Il y a une scène que tout installateur d'écrans a vécue. Le client a choisi un bel écran, l'a placé derrière sa vitrine, et le rappelle deux semaines plus tard : « on ne voit rien ». Rien n'est en panne. L'écran fonctionne parfaitement — il est simplement moins lumineux que le soleil qui frappe la vitre.

La luminosité d'un écran de vitrine est le paramètre qu'on ne rattrape pas. On peut changer un contenu, déplacer un écran, ajouter un player. On ne peut pas rendre une dalle plus lumineuse qu'elle n'a été fabriquée.

Nits, candelas : de quoi parle-t-on

Un nit et une candela par mètre carré (cd/m²) sont la même unité. Elles mesurent la luminance : la quantité de lumière que la surface de l'écran émet vers celui qui la regarde. 2 500 nits et 2 500 cd/m², c'est identique — le premier terme est simplement plus répandu dans le vocabulaire commercial.

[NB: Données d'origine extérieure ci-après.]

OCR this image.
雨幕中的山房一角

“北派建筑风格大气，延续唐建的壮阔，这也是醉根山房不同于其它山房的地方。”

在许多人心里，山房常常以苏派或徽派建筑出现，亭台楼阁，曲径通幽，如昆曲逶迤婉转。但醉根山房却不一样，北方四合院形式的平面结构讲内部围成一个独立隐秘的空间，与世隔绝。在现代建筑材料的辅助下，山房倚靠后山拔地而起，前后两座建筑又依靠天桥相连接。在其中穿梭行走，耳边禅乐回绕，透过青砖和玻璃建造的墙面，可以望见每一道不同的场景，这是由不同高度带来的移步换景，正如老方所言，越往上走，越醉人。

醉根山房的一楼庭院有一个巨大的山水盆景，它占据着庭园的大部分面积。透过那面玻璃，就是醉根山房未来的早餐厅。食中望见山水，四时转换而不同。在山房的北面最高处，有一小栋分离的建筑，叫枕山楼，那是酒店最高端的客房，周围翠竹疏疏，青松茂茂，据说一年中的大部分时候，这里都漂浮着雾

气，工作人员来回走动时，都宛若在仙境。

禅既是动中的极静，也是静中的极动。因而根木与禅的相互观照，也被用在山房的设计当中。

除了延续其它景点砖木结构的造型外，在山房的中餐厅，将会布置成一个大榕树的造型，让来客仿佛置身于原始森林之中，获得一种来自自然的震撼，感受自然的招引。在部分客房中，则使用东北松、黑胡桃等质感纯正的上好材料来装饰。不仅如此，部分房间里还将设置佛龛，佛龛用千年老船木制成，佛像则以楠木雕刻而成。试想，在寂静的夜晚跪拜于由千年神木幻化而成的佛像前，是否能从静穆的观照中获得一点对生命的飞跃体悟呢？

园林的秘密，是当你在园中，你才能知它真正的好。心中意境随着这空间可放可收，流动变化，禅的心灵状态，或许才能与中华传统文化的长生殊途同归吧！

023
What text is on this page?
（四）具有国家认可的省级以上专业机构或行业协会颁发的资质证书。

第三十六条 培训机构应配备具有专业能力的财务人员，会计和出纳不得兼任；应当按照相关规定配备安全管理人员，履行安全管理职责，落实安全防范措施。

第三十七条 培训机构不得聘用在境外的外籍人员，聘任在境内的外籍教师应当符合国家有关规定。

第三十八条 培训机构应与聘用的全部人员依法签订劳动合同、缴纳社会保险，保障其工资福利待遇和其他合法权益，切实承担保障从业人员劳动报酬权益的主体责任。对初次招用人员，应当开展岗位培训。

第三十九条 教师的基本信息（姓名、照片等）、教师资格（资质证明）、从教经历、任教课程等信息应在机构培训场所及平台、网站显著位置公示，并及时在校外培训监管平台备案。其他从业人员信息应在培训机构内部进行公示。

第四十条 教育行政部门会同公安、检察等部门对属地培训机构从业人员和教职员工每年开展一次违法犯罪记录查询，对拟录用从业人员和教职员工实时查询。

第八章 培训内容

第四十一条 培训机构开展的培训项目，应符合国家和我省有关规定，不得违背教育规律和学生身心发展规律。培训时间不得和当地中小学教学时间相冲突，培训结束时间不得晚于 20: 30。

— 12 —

Pour situer les ordres de grandeur :

  • 250 à 350 cd/m² — un téléviseur de salon, un moniteur de bureau.
  • 500 cd/m² — un écran professionnel d'intérieur, en zone éclairée artificiellement.
  • 2 500 cd/m² — le seuil d'entrée d'un écran de vitrine.
  • 3 500 à 4 000 cd/m² — l'exposition directe au soleil.

L'écart entre un écran d'intérieur et un écran de vitrine n'est donc pas de quelques pourcents : il est d'un facteur cinq à huit. C'est ce qui explique la différence de prix, et pourquoi un téléviseur, même haut de gamme, ne remplace jamais un écran de vitrine.

Le concurrent d'un écran de vitrine, ce n'est pas l'écran d'en face. C'est le soleil.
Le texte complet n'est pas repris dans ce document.